Formula Used: The rank correlation coefficient $= 1 - \dfrac{{6\sum {d_i^2} }}{{n\left( {{n^2} - 1} \right)}}$ where $d$ is the difference in ranks of each observation and $n$ is the total number of observations. It is denoted by $\rho$ .

Complete step-by-step solution:
It is given the marks of five students in two subjects, Math and Statistics.
We aim to find the rank correlation coefficient of the given data. For that, we will first set up the rank for each subject for each student.

Roll number	Math	Statistic	$x$ (Rank of math)	$y$ (Rank of statistic)
$1$	$85$	$93$	$2$	$1$
$2$	$60$	$75$	$4$	$3$
$3$	$73$	$65$	$3$	$4$
$4$	$40$	$50$	$5$	$5$
$5$	$90$	$80$	$1$	$2$

Here $x$ is the rank of the subject math and $y$ is the rank of the subject statistics.
Now we will find the difference in rank and its square.

Roll number	Math	Statistic	$x$ (Rank of math)	$y$ (Rank of statistic)	$d$ (Difference in rank: $x \sim y$ )	${d^2}$ (Square of the difference)
$1$	$85$	$93$	$2$	$1$	$1$	$1$
$2$	$60$	$75$	$4$	$3$	$1$	$1$
$3$	$73$	$65$	$3$	$4$	$1$	$1$
$4$	$40$	$50$	$5$	$5$	$0$	$0$
$5$	$90$	$80$	$1$	$2$	$1$	$1$

Now we will find the sum of the square of the difference in the rank $(x \sim y)$ .
$\sum {{d^2} = 1 + 1 + 1 + 0 + 1 = 4}$
Thus, we have found the necessary thing we need to find the rank correlation coefficient.
We know that the rank correlation coefficient $\rho = 1 - \dfrac{{6\sum {{d^2}} }}{{n\left( {{n^2} - 1} \right)}}$ where $d$ is the difference in ranks of each observation and $n$ is the total number of observations.
Now let us substitute the values in the formula.
$\rho = 1 - \dfrac{{6\sum {{d^2}} }}{{n\left( {{n^2} - 1} \right)}}$$$$ = 1 - \dfrac{{6(4)}}{{5({5^2} - 1)}}$
Let us simplify the above expression.
$= 1 - \dfrac{{24}}{{5(25 - 1)}}$
$= 1 - \dfrac{{24}}{{5(24)}}$
$= 1 - \dfrac{1}{5}$
On further simplification, we get
$\rho = \dfrac{{5 - 1}}{5} = \dfrac{4}{5} = 0.8$
Thus, the rank correlation coefficient of the given observation is $0.8$ . Now let us see the options.
Option (1) $0.8$ is the correct answer as we got the same value in our calculation above.
Option (2) $0.6$ is an incorrect option as we got that $0.8$ is the value of the rank correlation coefficient.
Option (3) $0.5$ is an incorrect option as we got that $0.8$ is the value of the rank correlation coefficient.
Option (4) $- 0.8$ is an incorrect option as we got that $0.8$ is the value of the rank correlation coefficient.

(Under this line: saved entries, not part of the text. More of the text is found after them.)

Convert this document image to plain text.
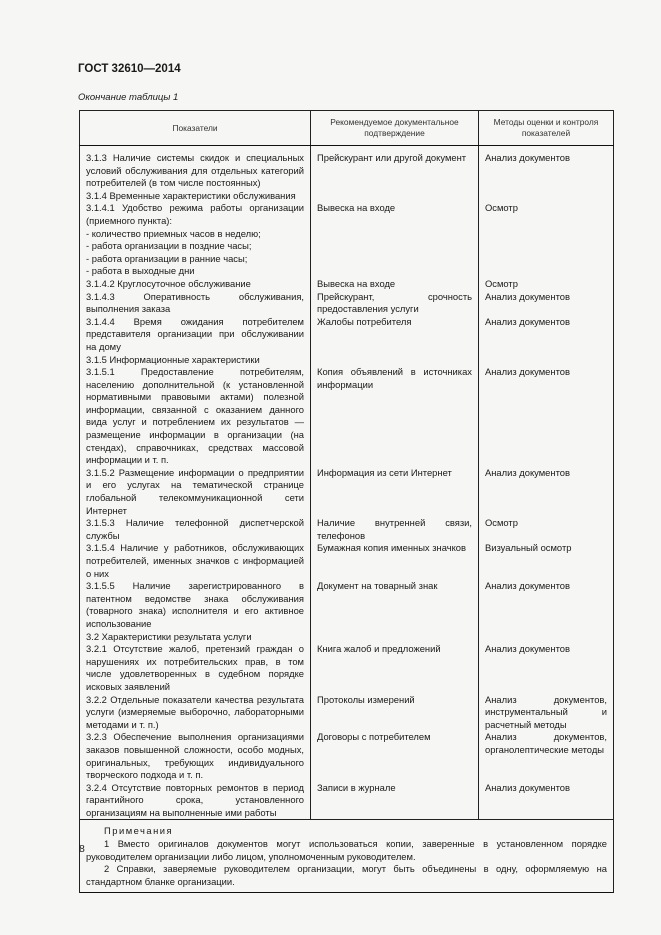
ГОСТ 32610—2014
Окончание таблицы 1
Показатели	Рекомендуемое документальное подтверждение	Методы оценки и контроля показателей
3.1.3 Наличие системы скидок и специальных условий обслуживания для отдельных категорий потребителей (в том числе постоянных)	Прейскурант или другой документ	Анализ документов
3.1.4 Временные характеристики обслуживания		
3.1.4.1 Удобство режима работы организации (приемного пункта):	Вывеска на входе	Осмотр
- количество приемных часов в неделю;		
- работа организации в поздние часы;		
- работа организации в ранние часы;		
- работа в выходные дни		
3.1.4.2 Круглосуточное обслуживание	Вывеска на входе	Осмотр
3.1.4.3 Оперативность обслуживания, выполнения заказа	Прейскурант, срочность предоставления услуги	Анализ документов
3.1.4.4 Время ожидания потребителем представителя организации при обслуживании на дому	Жалобы потребителя	Анализ документов
3.1.5 Информационные характеристики		
3.1.5.1 Предоставление потребителям, населению дополнительной (к установленной нормативными правовыми актами) полезной информации, связанной с оказанием данного вида услуг и потреблением их результатов — размещение информации в организации (на стендах), справочниках, средствах массовой информации и т. п.	Копия объявлений в источниках информации	Анализ документов
3.1.5.2 Размещение информации о предприятии и его услугах на тематической странице глобальной телекоммуникационной сети Интернет	Информация из сети Интернет	Анализ документов
3.1.5.3 Наличие телефонной диспетчерской службы	Наличие внутренней связи, телефонов	Осмотр
3.1.5.4 Наличие у работников, обслуживающих потребителей, именных значков с информацией о них	Бумажная копия именных значков	Визуальный осмотр
3.1.5.5 Наличие зарегистрированного в патентном ведомстве знака обслуживания (товарного знака) исполнителя и его активное использование	Документ на товарный знак	Анализ документов
3.2 Характеристики результата услуги		
3.2.1 Отсутствие жалоб, претензий граждан о нарушениях их потребительских прав, в том числе удовлетворенных в судебном порядке исковых заявлений	Книга жалоб и предложений	Анализ документов
3.2.2 Отдельные показатели качества результата услуги (измеряемые выборочно, лабораторными методами и т. п.)	Протоколы измерений	Анализ документов, инструментальный и расчетный методы
3.2.3 Обеспечение выполнения организациями заказов повышенной сложности, особо модных, оригинальных, требующих индивидуального творческого подхода и т. п.	Договоры с потребителем	Анализ документов, органолептические методы
3.2.4 Отсутствие повторных ремонтов в период гарантийного срока, установленного организациям на выполненные ими работы	Записи в журнале	Анализ документов

Примечания
1 Вместо оригиналов документов могут использоваться копии, заверенные в установленном порядке руководителем организации либо лицом, уполномоченным руководителем.
2 Справки, заверяемые руководителем организации, могут быть объединены в одну, оформляемую на стандартном бланке организации.		
8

Note: The rank correlation coefficient is also known as the Spearman Rank correlation coefficient. The formula that we used above is only for the case when all the ranks are distinct. If any one of the ranks is repeated then the formula that we used above cannot be used to find the rank correlation coefficient.